Global consulting firm McKinsey & Company last year forecast that Myanmar’s tourism industry would generate $14.1 billion in revenue by 2030, and create 2.3 million jobs.
The ministry’s data showed that at the end of July, the number of hotels nationwide rose to 1,019, compared with 960 in March. The combined number of hotel rooms also rose from 37,482 to 38,722 in the corresponding period.
International companies have invested more than $1.85 billion in the hotel industry, according to the ministry. Among foreign investors, Singapore tops the list with more than $800 million, while Thailand sits third with more than $235 million. International chains are making their presence felt, including Shangri-La Hotels and Resorts, Pan Pacific Hotels Group, Accor and Best Western.
New comers include Kempinski, which this month announced the opening of its first property in Nay Pyi Taw. The 141-room hotel will begin welcoming guests on November 1, in time for the first Asean Summit to be held in the country.
“Our mission and our promise is to make the property the most luxurious hotel in Myanmar,” said Franck Droin, general manager of Kempinski Hotel Nay Pyi Taw. “We are confident that Nay Pyi Taw will soon be a popular destination with international leisure and business travellers seeking a relaxing alternative to Yangon.”
Hilton in June announced the plan to gradually open five properties in Myanmar from 2015.
Most of the properties are in Yangon, the largest commercial city. Minister of Hotels and Tourism Htay Aung said recently that there are about 4,000 hotel rooms in Nay Pyi Taw and another 1,800 will be added when the National Guest House Compound is completed.
The surge of foreign tourists to Myanmar has made it difficult for them to find accommodations. Since 2011, tourists have had to deal with highly inflated hotel prices. The New Crossroads Asia report notes that the cost of a room at the ParkRoyal in central Yangon rose from $55 a night in 2011 to $250 a night now. Room rates more than doubled in 2012, it says. Pan Pacific also opened another ParkRoyal property in Nay Pyi Taw and keeps its eyes open for expansion opportunities in key destinations for both city and resort hotels.
Foreign visitors have complained that there is a gap between prices and service, with service standards far higher in other countries in the region and prices much lower.
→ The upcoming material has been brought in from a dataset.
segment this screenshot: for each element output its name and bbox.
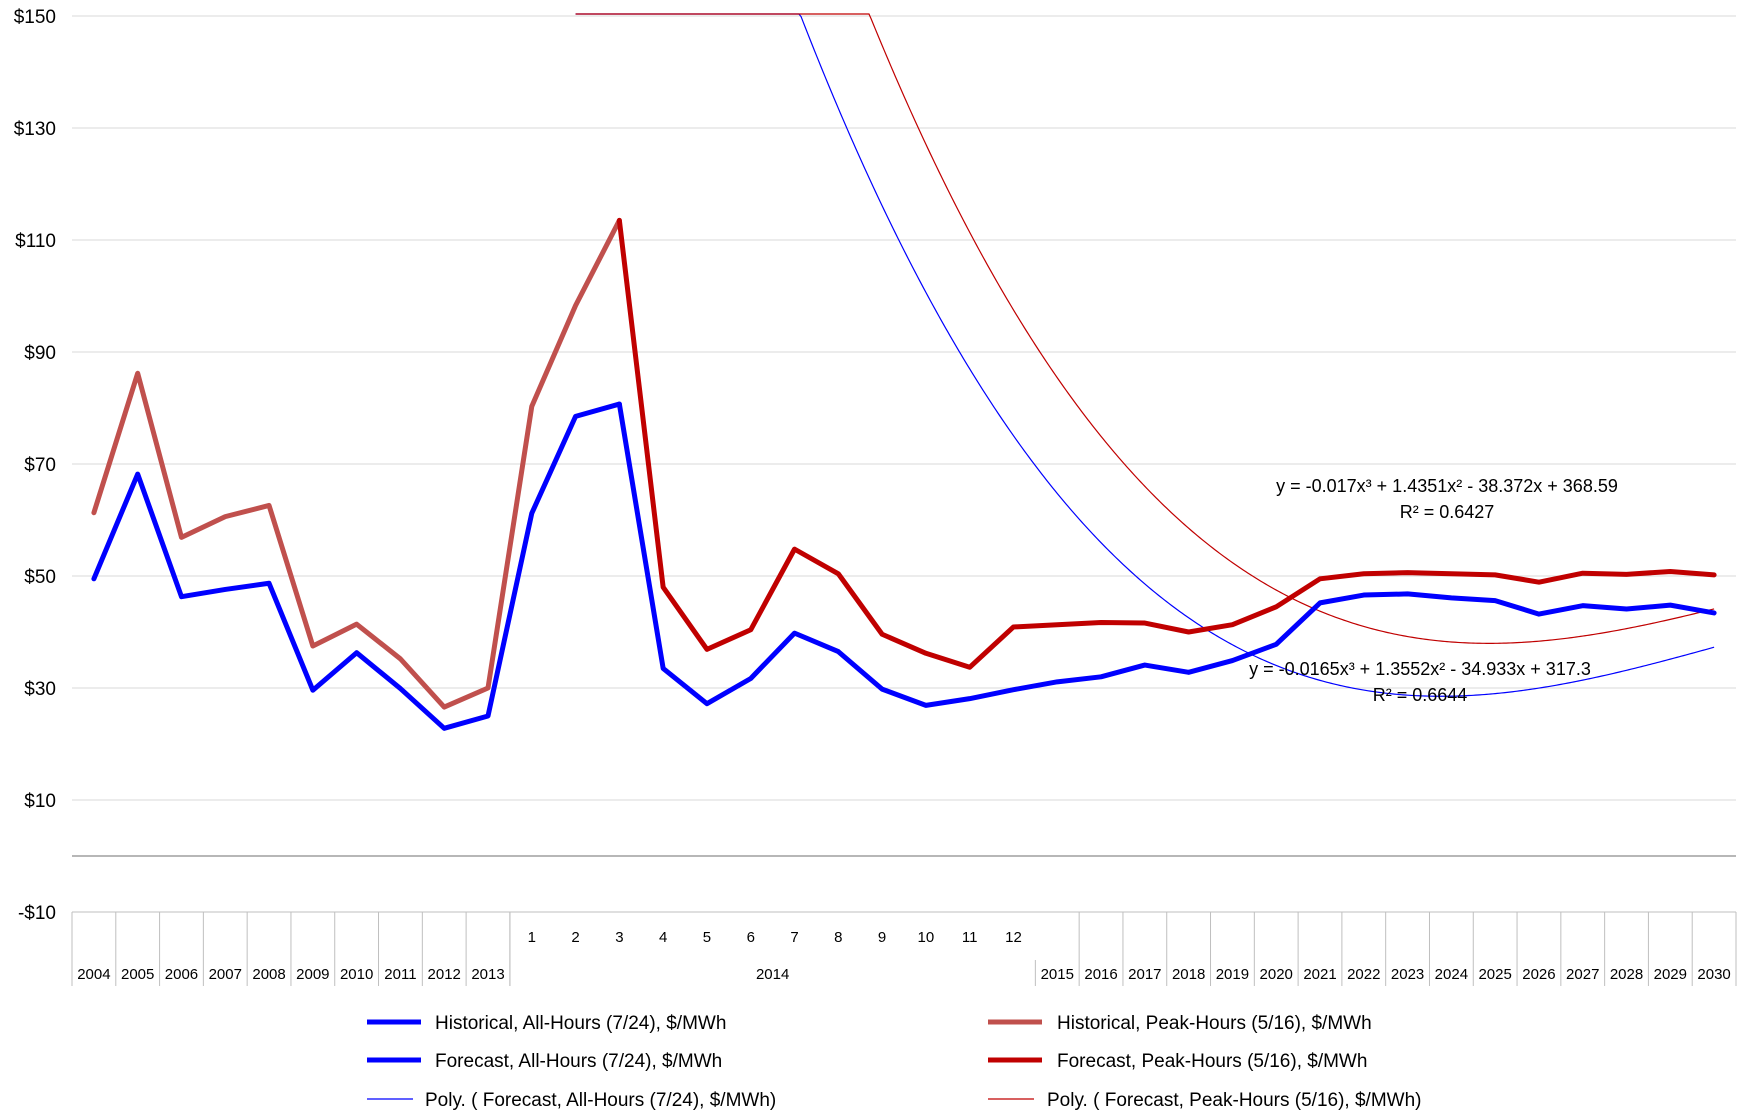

Prices are unlikely to fall, according to New Crossroads Asia. “Even with all the known hotel projects in the pipeline, according to our data, surging tourist demand will outstrip the large amount of absolute hotel supply coming online. Hence, we see little reason why hotel room rates cannot remain very high into the mid-term because even new projects that could be announced will take a few years to hit the market,” it says.